In November 2007, the SAGhE project was proposed to the European Community (EC) for funding by the seventh frame work program (FP7) under one of the general objectives of the FP7 which is to promote the “better use of medicines” by European citizens. Eight countries were involved in the project which has been accepted by FP7.

On June 1^st, 2009, SAGhE has officially started in Europe.

Background

Recombinant growth hormone (GH) has been used worldwide since 1985. Current indications for GH use in children include GH deficiency and an increasing number of conditions where childhood short stature is not primarily due to deficient GH secretion.

Approximately 40 000 children in the EU are treated with daily injections of GH. The efficacy of GH to increase adult height is undisputed in children with severe GH deficiency but is more limited in other indications where current estimates suggest a gain of about 1 cm of adult height per year of treatment.

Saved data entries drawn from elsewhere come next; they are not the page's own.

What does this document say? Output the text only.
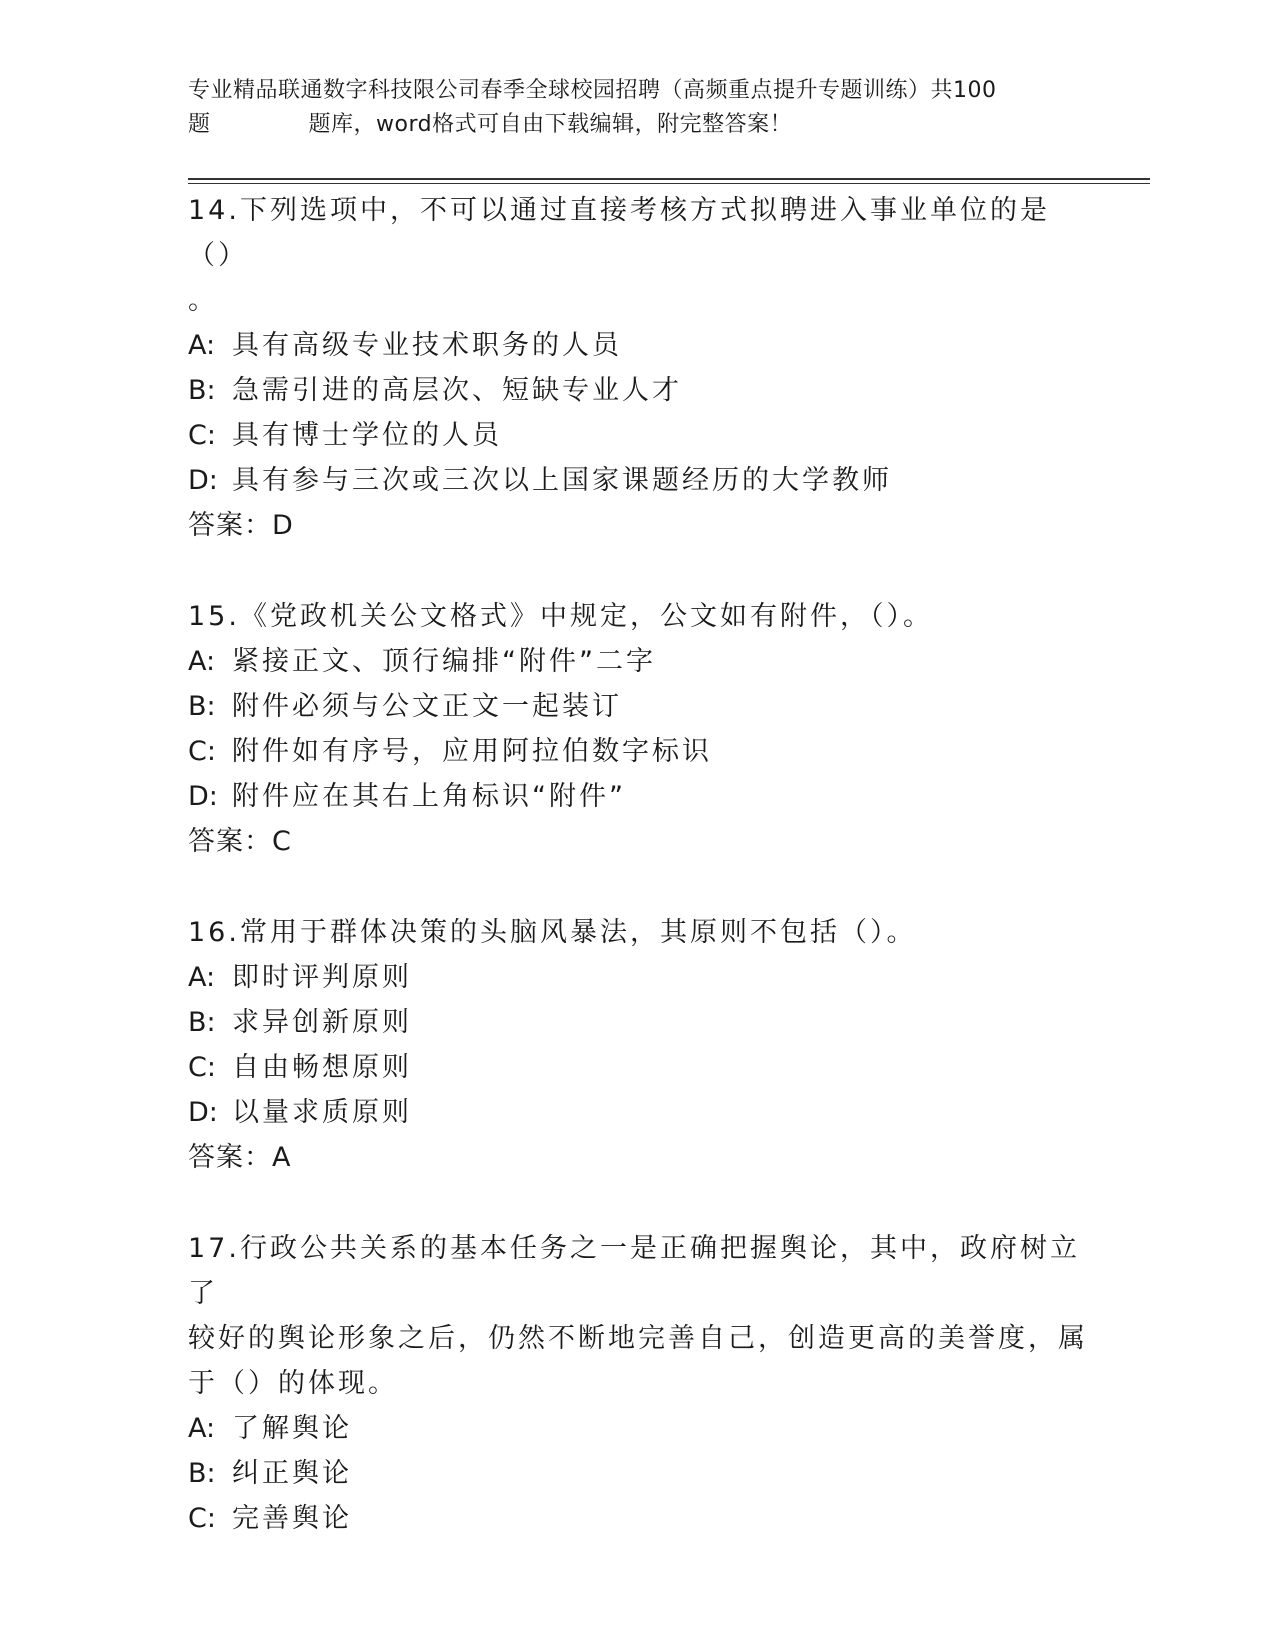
专业精品联通数字科技限公司春季全球校园招聘（高频重点提升专题训练）共100
题	题库，word格式可自由下载编辑，附完整答案！
14.下列选项中，不可以通过直接考核方式拟聘进入事业单位的是（）
。
A: 具有高级专业技术职务的人员
B: 急需引进的高层次、短缺专业人才
C: 具有博士学位的人员
D: 具有参与三次或三次以上国家课题经历的大学教师
答案：D
15.《党政机关公文格式》中规定，公文如有附件，（）。
A: 紧接正文、顶行编排“附件”二字
B: 附件必须与公文正文一起装订
C: 附件如有序号，应用阿拉伯数字标识
D: 附件应在其右上角标识“附件”
答案：C
16.常用于群体决策的头脑风暴法，其原则不包括（）。
A: 即时评判原则
B: 求异创新原则
C: 自由畅想原则
D: 以量求质原则
答案：A
17.行政公共关系的基本任务之一是正确把握舆论，其中，政府树立了
较好的舆论形象之后，仍然不断地完善自己，创造更高的美誉度，属
于（）的体现。
A: 了解舆论
B: 纠正舆论
C: 完善舆论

The clinical significance of height gains has been poorly evaluated.

The possibility has been raised that GH use in childhood might increase the risk of malignancy later in life. However, little data is available to further explore this concern.

What is SAGhE?

SAGhE is an integrated consortium of paediatric endocrinologist, epidemiologists and biostatisticians that will collect and analyse data to address the questions of appropriateness and safety of childhood GH treatments. The impact of GH use on height and psychosocial components will be evaluated in a large unbiased metacohort of patients followed to adult height. Safety will be evaluated by analysing long term mortality and long term cancer incidence. The data will then be integrated and disseminated to several levels of users. SAGhE will contribute to the aims of the FP7 Health work programme and to the new Community Action programme of public Health in the field of better use of medicines. The size and design of the study, the independence and thorough data analysis will allow its translation into evidence-based guidelines and the implementation of evidence-based medicine in Europe. SAGhE will be comprehensive at the EU level and will test for national differences. It will address patient safety, one of the key points of the work programme.

SAGhE is unique worldwide in its design, size and potential to answer important questions raised on childhood GH treatments.

Expected number of patients: about 30 000

Participant countries: Belgium, France, Germany, Italy, Netherlands, Sweden, Switzerland, United Kingdom.

Duration of the study: 3 years Start: June 1^st 2009 End : May 31 2012

SAGhE contributes to the aims of the FP7 Health work programme and to the new Community Action programme of public Health in the field of better use of medicines.